Article published on April 1, 2016.
I am in the enviable position of having delightful e-conversations with nudge and nb readers and one such occurred recently with Jackie Gethin who had initially recommended The Martian, almost as an aside. At which point I went into full on Editor mode and asked her about her Best Book of the 21st Century . . .
I don’t know if I can possibly come up with a definitive best book of the 21st Century. We are not very far into it yet and I am not nearly well enough qualified to make a good or informed decision.
However, having said all that I have made my choice. It may not be the best book by any means but it is one that I loved and have just re-read with as much enjoyment and enthusiasm as I had the first time. One of those books you want to go out and buy several copies to give to all your friends. It is Our Souls at Night by Kent Haruf published in 2015, I think. (Say it out loud very carefully!)
So here is my review:
This lovely, quiet, gentle little tale was written towards the end of the author’s life, he died in 2014 and I read somewhere that he knew he was dying when he wrote it.
It concerns two elderly inhabitants of a small American town called Holt.

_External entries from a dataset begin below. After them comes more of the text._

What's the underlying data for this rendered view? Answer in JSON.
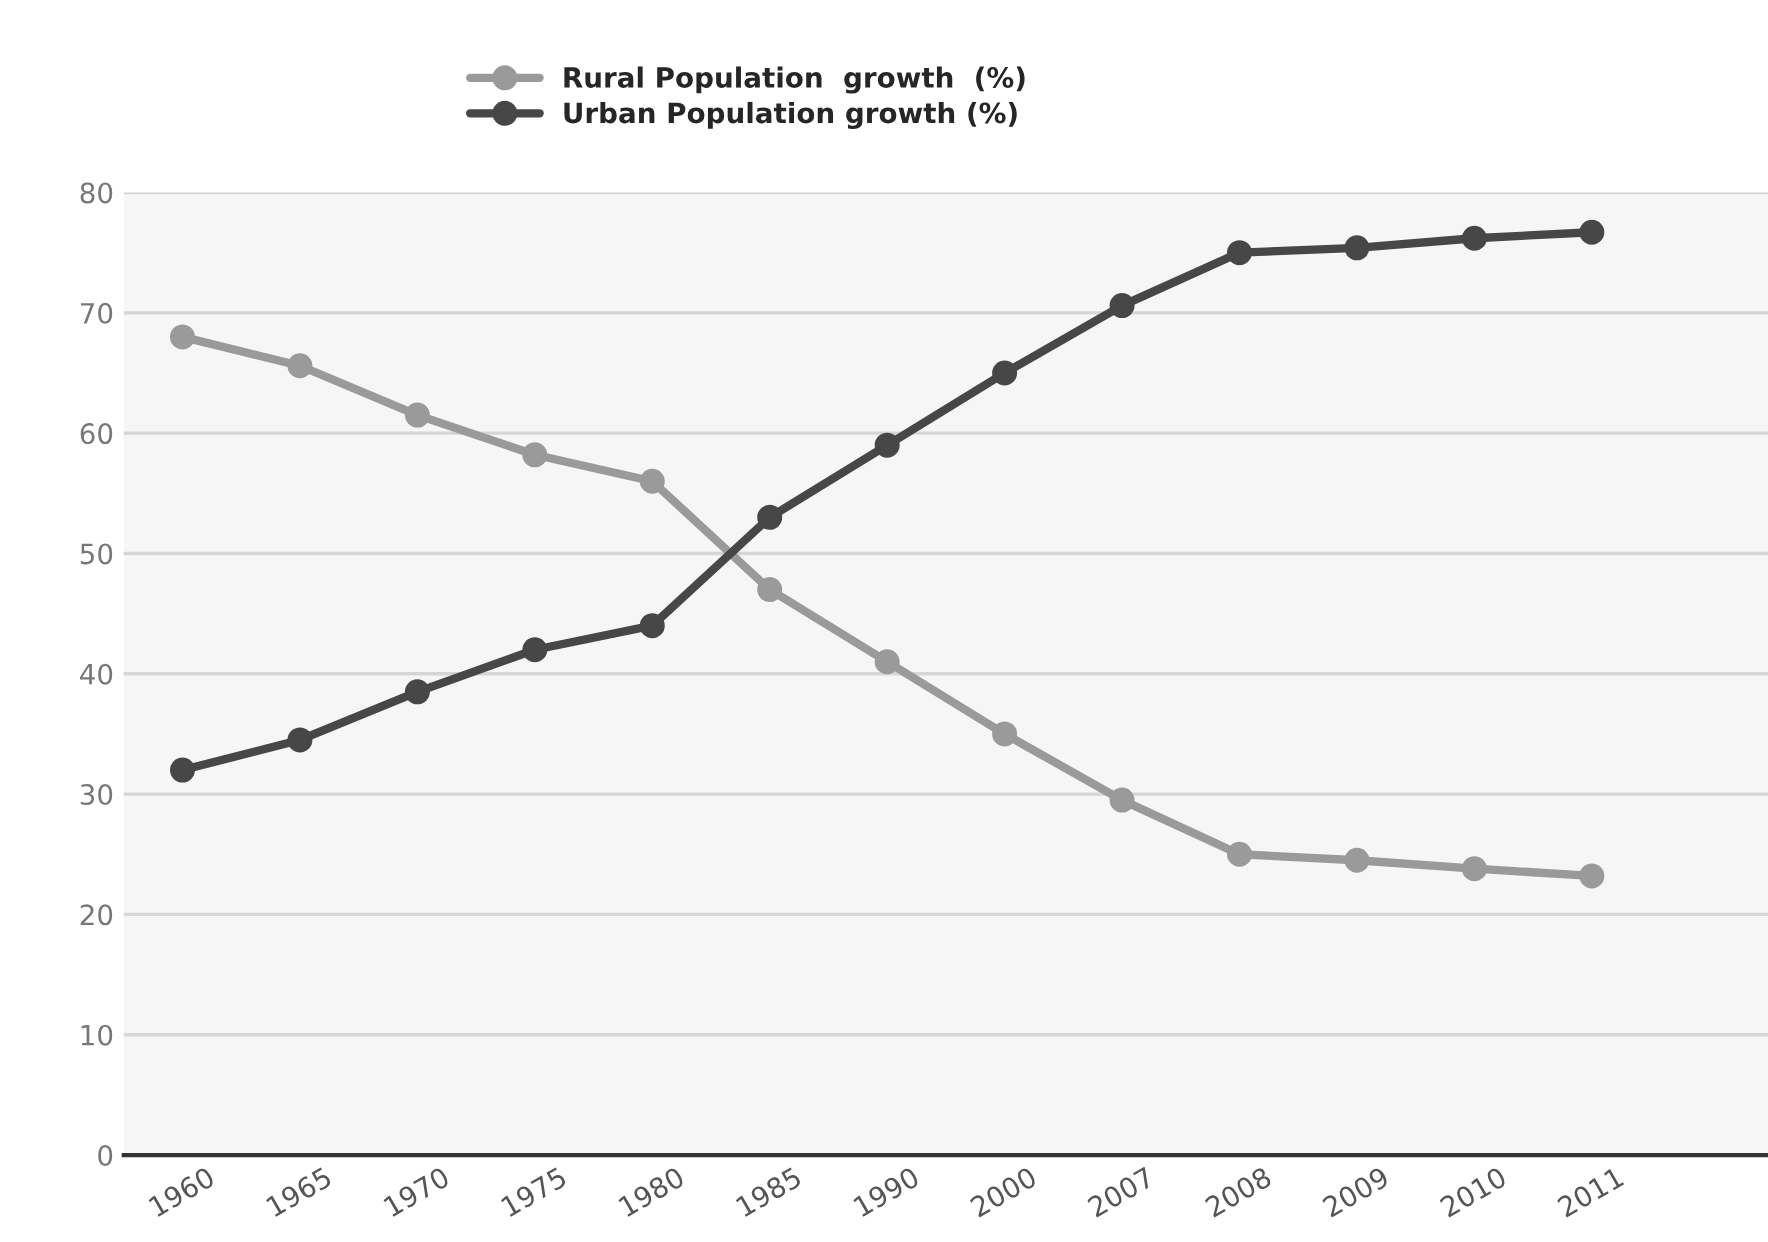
{
  "chart_data": {
    "type": "line",
    "categories": [
      "1960",
      "1965",
      "1970",
      "1975",
      "1980",
      "1985",
      "1990",
      "2000",
      "2007",
      "2008",
      "2009",
      "2010",
      "2011"
    ],
    "series": [
      {
        "name": "Rural Population  growth  (%)",
        "color": "#9a9a9a",
        "values": [
          68,
          65.6,
          61.5,
          58.2,
          56,
          47,
          41,
          35,
          29.5,
          25,
          24.5,
          23.8,
          23.2
        ]
      },
      {
        "name": "Urban Population growth (%)",
        "color": "#474747",
        "values": [
          32,
          34.5,
          38.5,
          42,
          44,
          53,
          59,
          65,
          70.6,
          75,
          75.4,
          76.2,
          76.7
        ]
      }
    ],
    "ylim": [
      0,
      80
    ],
    "yticks": [
      0,
      10,
      20,
      30,
      40,
      50,
      60,
      70,
      80
    ],
    "grid": "y",
    "legend": "top",
    "marker": "circle",
    "line_style": "solid"
  }
}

Abbie Moore calls on her neighbour one day and invites him to share her bed. She makes it clear she is after companionship and conversation only. She has the idea that the arrangement will help stave off the loneliness and silence of her long sleepless hours.

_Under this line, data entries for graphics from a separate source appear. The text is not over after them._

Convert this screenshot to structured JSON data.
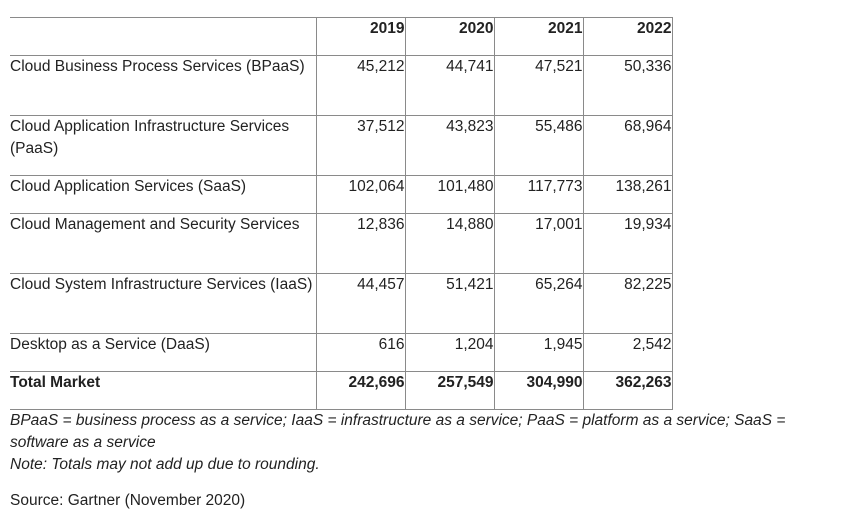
{
  "table": {
    "years": [
      "2019",
      "2020",
      "2021",
      "2022"
    ],
    "rows": [
      {
        "label": "Cloud Business Process Services (BPaaS)",
        "values": [
          "45,212",
          "44,741",
          "47,521",
          "50,336"
        ]
      },
      {
        "label": "Cloud Application Infrastructure Services (PaaS)",
        "values": [
          "37,512",
          "43,823",
          "55,486",
          "68,964"
        ]
      },
      {
        "label": "Cloud Application Services (SaaS)",
        "values": [
          "102,064",
          "101,480",
          "117,773",
          "138,261"
        ]
      },
      {
        "label": "Cloud Management and Security Services",
        "values": [
          "12,836",
          "14,880",
          "17,001",
          "19,934"
        ]
      },
      {
        "label": "Cloud System Infrastructure Services (IaaS)",
        "values": [
          "44,457",
          "51,421",
          "65,264",
          "82,225"
        ]
      },
      {
        "label": "Desktop as a Service (DaaS)",
        "values": [
          "616",
          "1,204",
          "1,945",
          "2,542"
        ]
      }
    ],
    "total": {
      "label": "Total Market",
      "values": [
        "242,696",
        "257,549",
        "304,990",
        "362,263"
      ]
    }
  },
  "notes": {
    "abbreviations": "BPaaS = business process as a service; IaaS = infrastructure as a service; PaaS = platform as a service; SaaS = software as a service",
    "rounding": "Note: Totals may not add up due to rounding.",
    "source": "Source: Gartner (November 2020)"
  }
}
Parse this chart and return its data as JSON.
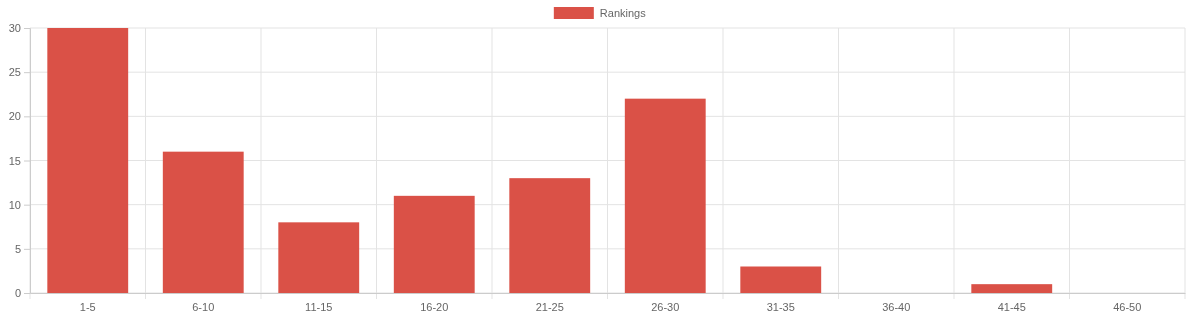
{
  "chart_data": {
    "type": "bar",
    "categories": [
      "1-5",
      "6-10",
      "11-15",
      "16-20",
      "21-25",
      "26-30",
      "31-35",
      "36-40",
      "41-45",
      "46-50"
    ],
    "series": [
      {
        "name": "Rankings",
        "color": "#da5147",
        "values": [
          30,
          16,
          8,
          11,
          13,
          22,
          3,
          0,
          1,
          0
        ]
      }
    ],
    "ylim": [
      0,
      30
    ],
    "yticks": [
      0,
      5,
      10,
      15,
      20,
      25,
      30
    ],
    "grid": true,
    "legend": "top"
  }
}
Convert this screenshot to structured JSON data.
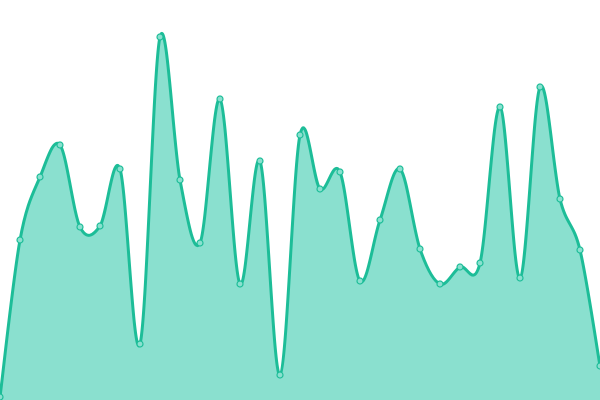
{
  "chart_data": {
    "type": "area",
    "title": "",
    "xlabel": "",
    "ylabel": "",
    "axes_visible": false,
    "grid": false,
    "legend": "none",
    "curve": "smooth",
    "markers": true,
    "ylim": [
      0,
      400
    ],
    "x": [
      0,
      1,
      2,
      3,
      4,
      5,
      6,
      7,
      8,
      9,
      10,
      11,
      12,
      13,
      14,
      15,
      16,
      17,
      18,
      19,
      20,
      21,
      22,
      23,
      24,
      25,
      26,
      27,
      28,
      29,
      30
    ],
    "values": [
      3,
      160,
      223,
      255,
      173,
      174,
      231,
      56,
      363,
      220,
      157,
      301,
      116,
      239,
      25,
      265,
      211,
      228,
      119,
      180,
      231,
      151,
      116,
      133,
      137,
      293,
      122,
      313,
      201,
      150,
      34
    ],
    "colors": {
      "line": "#1dbd98",
      "fill": "#8ae0cf",
      "marker_fill": "#8ae0cf",
      "marker_stroke": "#1dbd98"
    }
  }
}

In the next few chapters, in clear simple prose, we learn of their developing friendship and we hear their stories. The writing is deceptively spare and concise but the picture painted is evocative and powerful with a wonderful sense of place and season. I have never been to America but I feel I know exactly what Holt looks and feels like.

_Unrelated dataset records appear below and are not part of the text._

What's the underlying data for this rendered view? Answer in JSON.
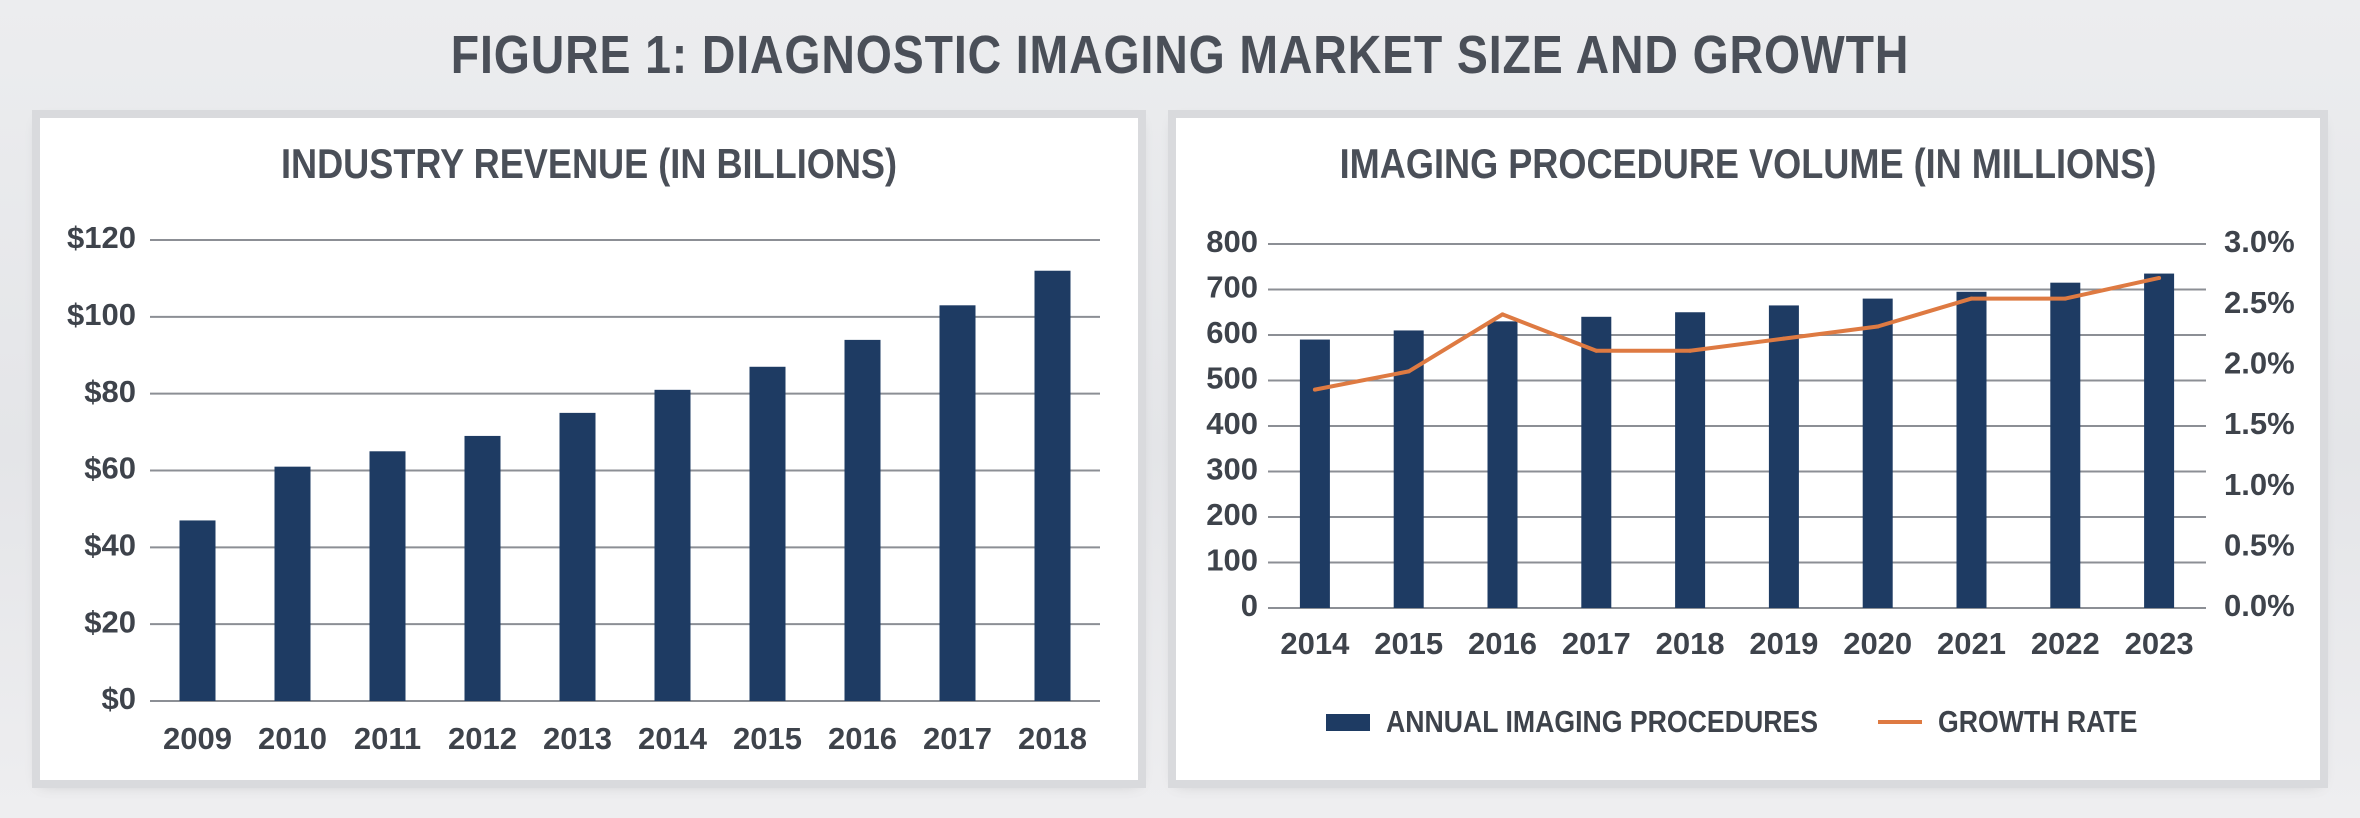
{
  "figure_title": "FIGURE 1: DIAGNOSTIC IMAGING MARKET SIZE AND GROWTH",
  "colors": {
    "bar": "#1e3b63",
    "line": "#de7a42",
    "grid": "#8c8f95",
    "text": "#3e434b"
  },
  "chart_data": [
    {
      "type": "bar",
      "title": "INDUSTRY REVENUE (IN BILLIONS)",
      "categories": [
        "2009",
        "2010",
        "2011",
        "2012",
        "2013",
        "2014",
        "2015",
        "2016",
        "2017",
        "2018"
      ],
      "values": [
        47,
        61,
        65,
        69,
        75,
        81,
        87,
        94,
        103,
        112
      ],
      "ylim": [
        0,
        120
      ],
      "yticks": [
        0,
        20,
        40,
        60,
        80,
        100,
        120
      ],
      "ytick_labels": [
        "$0",
        "$20",
        "$40",
        "$60",
        "$80",
        "$100",
        "$120"
      ],
      "grid": true,
      "xlabel": "",
      "ylabel": ""
    },
    {
      "type": "bar",
      "title": "IMAGING PROCEDURE VOLUME (IN MILLIONS)",
      "categories": [
        "2014",
        "2015",
        "2016",
        "2017",
        "2018",
        "2019",
        "2020",
        "2021",
        "2022",
        "2023"
      ],
      "series": [
        {
          "name": "ANNUAL IMAGING PROCEDURES",
          "type": "bar",
          "axis": "left",
          "values": [
            590,
            610,
            630,
            640,
            650,
            665,
            680,
            695,
            715,
            735
          ]
        },
        {
          "name": "GROWTH RATE",
          "type": "line",
          "axis": "right",
          "values": [
            1.8,
            1.95,
            2.42,
            2.12,
            2.12,
            2.22,
            2.32,
            2.55,
            2.55,
            2.72
          ]
        }
      ],
      "ylim": [
        0,
        800
      ],
      "yticks": [
        0,
        100,
        200,
        300,
        400,
        500,
        600,
        700,
        800
      ],
      "ytick_labels": [
        "0",
        "100",
        "200",
        "300",
        "400",
        "500",
        "600",
        "700",
        "800"
      ],
      "y2lim": [
        0,
        3.0
      ],
      "y2ticks": [
        0,
        0.5,
        1.0,
        1.5,
        2.0,
        2.5,
        3.0
      ],
      "y2tick_labels": [
        "0.0%",
        "0.5%",
        "1.0%",
        "1.5%",
        "2.0%",
        "2.5%",
        "3.0%"
      ],
      "grid": true,
      "legend_position": "bottom"
    }
  ]
}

As with his trilogy Plainsong, Eventide and Benediction you become very fond of the characters and really care what happens to them. It is a very simple little story about very simple, ordinary people but told with such care and love that you read it almost in one sitting and then turn back to the beginning to read it again.
I hope that is vaguely what you were after.
[To which I had to reply: Well, first of all, Jackie, we’ll have none of this ‘not nearly well enough qualified’ rubbish – your opinion is as valid as anyone else’s. And secondly, the fact it stands up to re-reading is even more pleasing (so many books don’t, I find).]
So thank you, Jackie, for yet another addition to our BB21C collection.